Coromandel town is surrounded by lush green bush, lined with a few cafes, shops, and art galleries. The road north takes you into even more remote areas, leaving civilised luxuries like paved roads and stop signs behind, but it was highly recommended, so we decided to head for Port Jackson, at the northern tip of the peninsula.
We ended up driving about 50 kms on winding, narrow, hilly, gravel roads. But the views were stunning, and it was a lovely drive. All I wanted to do was stop by the side of the road, sit under a pohutukawa tree and read the paper, maybe paddle in the sea. My driver however had other ideas, but we did get to wander along the beach once we got to Port Jackson, and stopped at a few gorgeous spots with names as attractive as their scenery.
The views on the way home were … well, see for yourself.
After that 9 hour effort, we took it easy. In Opoutere we walked through beautiful bush along an estuary, then emerged out onto the long, white sand beach, along with the locals fishing, tourists building sand castles, rare dotterels and families of oystercatchers.
We then visited a local artist’s gallery on the hill behind, and purchased a painting as a momento of our trip. At Whitianga we admired the inlets, bays and islands, a marine playground for those with boats. At Hahei we were enchanted by the tiny community, the tree-lined streets and the grassy footpaths. At Hot Water Beach we ate ham sandwiches under a pohutukawa, and watched the throngs of visitors trying to dig holes in the beach which would then fill with hot spring water, giving you your very own natural spa. They were however thwarted by the high tide, though that did not stop the tourists coming, making it the only beach in the region that seemed crowded.

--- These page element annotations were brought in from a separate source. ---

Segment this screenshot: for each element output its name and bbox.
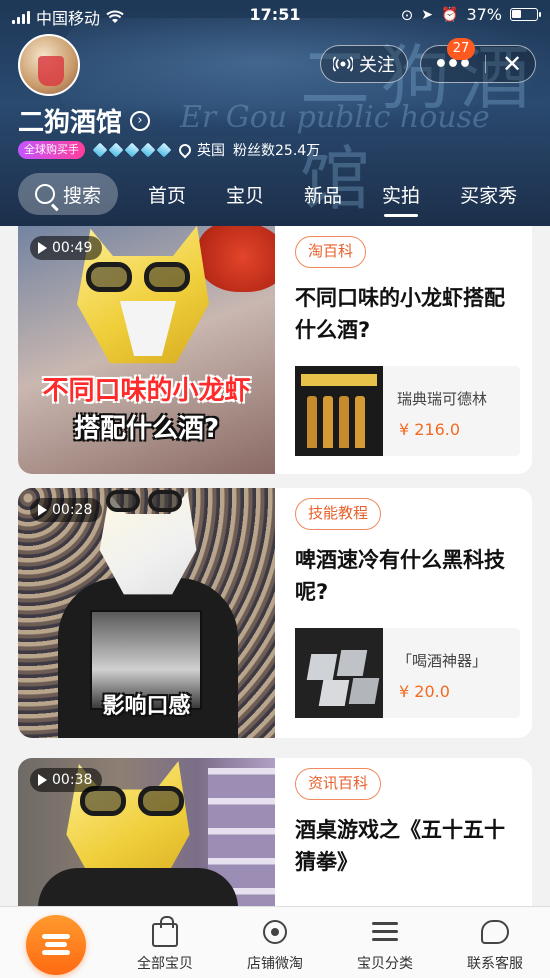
product-image [295, 366, 383, 456]
status-bar: 中国移动 17:51 ⊙ ➤ ⏰ 37% [0, 0, 550, 30]
home-button[interactable] [26, 915, 86, 975]
nav-category-label: 宝贝分类 [357, 956, 413, 972]
video-caption-line1: 不同口味的小龙虾 [42, 376, 251, 406]
video-card[interactable]: 00:38 资讯百科 酒桌游戏之《五十五十猜拳》 [18, 758, 532, 906]
video-caption-line2: 搭配什么酒? [73, 414, 220, 444]
person-body-image [38, 868, 238, 906]
category-tag[interactable]: 淘百科 [295, 236, 367, 268]
nav-service[interactable]: 联系客服 [445, 917, 545, 973]
tab-buyer-show[interactable]: 买家秀 [460, 181, 517, 208]
tab-home[interactable]: 首页 [148, 181, 186, 208]
nav-weitao-label: 店铺微淘 [247, 956, 303, 972]
close-icon: ✕ [501, 50, 523, 78]
location-pin-icon [176, 141, 194, 159]
battery-percent: 37% [466, 5, 502, 24]
linked-product[interactable]: 「喝酒神器」 ¥ 20.0 [295, 628, 520, 718]
fan-count: 粉丝数25.4万 [233, 143, 321, 159]
glasses-image [80, 786, 190, 816]
bottom-nav: 全部宝贝 店铺微淘 宝贝分类 联系客服 [0, 906, 550, 978]
close-button[interactable]: ✕ [487, 46, 537, 82]
video-duration: 00:38 [30, 768, 103, 792]
location-arrow-icon: ➤ [421, 6, 433, 23]
video-thumbnail[interactable]: 00:49 不同口味的小龙虾 搭配什么酒? [18, 226, 275, 474]
diamond-rating [92, 142, 172, 158]
video-thumbnail[interactable]: 00:28 影响口感 [18, 488, 275, 738]
shop-meta: 全球购买手 英国 粉丝数25.4万 [18, 140, 320, 160]
duration-label: 00:38 [52, 772, 93, 788]
product-name: 「喝酒神器」 [397, 652, 488, 670]
follow-label: 关注 [359, 55, 395, 76]
card-info: 技能教程 啤酒速冷有什么黑科技呢? 「喝酒神器」 ¥ 20.0 [295, 498, 520, 728]
video-duration: 00:28 [30, 498, 103, 522]
video-card[interactable]: 00:49 不同口味的小龙虾 搭配什么酒? 淘百科 不同口味的小龙虾搭配什么酒?… [18, 226, 532, 474]
tab-live-shots[interactable]: 实拍 [382, 181, 420, 217]
shopping-bag-icon [152, 916, 178, 947]
glasses-image [86, 262, 196, 292]
broadcast-icon [263, 920, 287, 944]
nav-service-label: 联系客服 [467, 956, 523, 972]
duration-label: 00:49 [52, 240, 93, 256]
product-price: ¥ 20.0 [399, 682, 450, 701]
shop-name: 二狗酒馆 [18, 108, 123, 138]
linked-product[interactable]: 瑞典瑞可德林 ¥ 216.0 [295, 366, 520, 456]
search-icon [34, 184, 55, 204]
shop-avatar[interactable] [18, 34, 80, 96]
duration-label: 00:28 [52, 502, 93, 518]
search-button[interactable]: 搜索 [18, 173, 118, 215]
broadcast-icon [333, 56, 353, 72]
lobster-claw-image [198, 226, 275, 292]
tab-new[interactable]: 新品 [304, 181, 342, 208]
category-tag[interactable]: 资讯百科 [295, 768, 382, 800]
shop-tabs: 搜索 首页 宝贝 新品 实拍 买家秀 [0, 166, 550, 222]
chat-bubble-icon [481, 920, 509, 944]
product-image [295, 628, 383, 718]
follow-button[interactable]: 关注 [320, 45, 408, 83]
play-icon [38, 242, 47, 254]
category-tag[interactable]: 技能教程 [295, 498, 382, 530]
glasses-image [106, 490, 186, 512]
diamond-icon [92, 142, 108, 158]
shop-name-link[interactable]: 二狗酒馆 › [18, 102, 151, 139]
diamond-icon [124, 142, 140, 158]
nav-all-items[interactable]: 全部宝贝 [115, 916, 215, 973]
video-caption: 影响口感 [102, 694, 191, 719]
diamond-icon [156, 142, 172, 158]
burger-menu-icon [42, 934, 70, 956]
nav-all-items-label: 全部宝贝 [137, 956, 193, 972]
location-label: 英国 [197, 143, 225, 159]
product-name: 瑞典瑞可德林 [397, 390, 488, 408]
list-icon [372, 921, 398, 943]
chevron-right-icon: › [130, 110, 151, 131]
video-thumbnail[interactable]: 00:38 [18, 758, 275, 906]
diamond-icon [108, 142, 124, 158]
alarm-icon: ⏰ [441, 6, 459, 23]
rotation-lock-icon: ⊙ [400, 5, 414, 24]
neon-sign-subtext: Er Gou public house [180, 100, 490, 135]
card-info: 资讯百科 酒桌游戏之《五十五十猜拳》 [295, 768, 520, 906]
video-feed[interactable]: 00:49 不同口味的小龙虾 搭配什么酒? 淘百科 不同口味的小龙虾搭配什么酒?… [0, 226, 550, 906]
card-title[interactable]: 不同口味的小龙虾搭配什么酒? [295, 282, 520, 346]
video-card[interactable]: 00:28 影响口感 技能教程 啤酒速冷有什么黑科技呢? 「喝酒神器」 ¥ 20… [18, 488, 532, 738]
tab-items[interactable]: 宝贝 [226, 181, 264, 208]
mini-program-capsule: ••• ✕ [420, 45, 536, 83]
nav-category[interactable]: 宝贝分类 [335, 917, 435, 973]
search-label: 搜索 [62, 184, 101, 207]
card-info: 淘百科 不同口味的小龙虾搭配什么酒? 瑞典瑞可德林 ¥ 216.0 [295, 236, 520, 466]
capsule-divider [485, 55, 486, 73]
play-icon [38, 504, 47, 516]
shop-header: 二狗酒馆 Er Gou public house 中国移动 17:51 ⊙ ➤ … [0, 0, 550, 226]
card-title[interactable]: 啤酒速冷有什么黑科技呢? [295, 544, 520, 608]
diamond-icon [140, 142, 156, 158]
video-duration: 00:49 [30, 236, 103, 260]
play-icon [38, 774, 47, 786]
product-price: ¥ 216.0 [399, 420, 461, 439]
location: 英国 [176, 140, 225, 160]
nav-weitao[interactable]: 店铺微淘 [225, 917, 325, 973]
notification-badge: 27 [447, 38, 475, 60]
global-buyer-tag: 全球购买手 [18, 141, 85, 159]
card-title[interactable]: 酒桌游戏之《五十五十猜拳》 [295, 814, 520, 878]
battery-icon [510, 8, 541, 21]
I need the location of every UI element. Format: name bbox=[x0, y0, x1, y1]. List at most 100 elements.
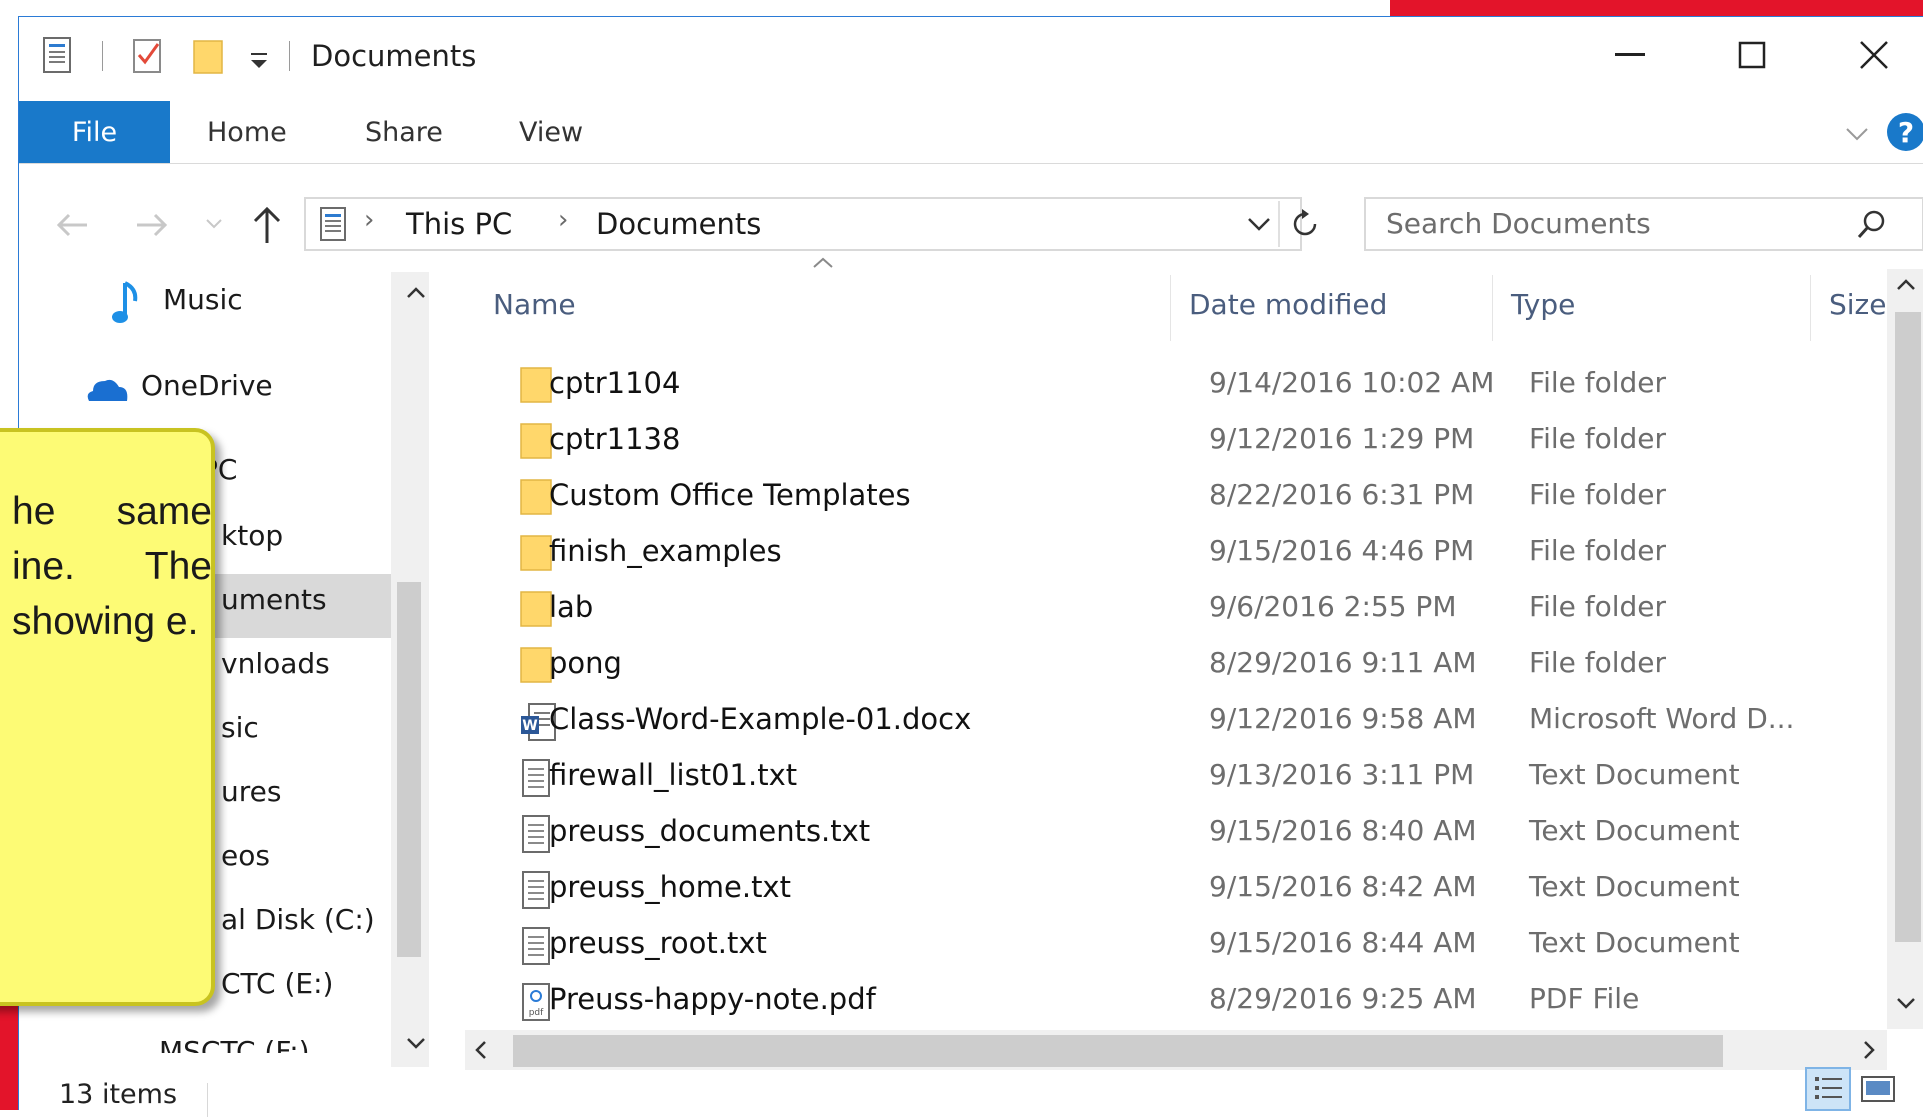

Each beach community we visited had its own character – more upmarket and suburban Pauanui, Tairua on the hill with spectacular views, Whangamata with its reputation as a party town on New Year’s Eve, and Whiritoa, quieter and charming, Cook’s Beach full of families and campers.
Onemana we decided was near perfection. Pretty, quiet, relaxed, easy. A perfect kiwi holiday spot.
So shhhhh, don’t tell anyone else about it.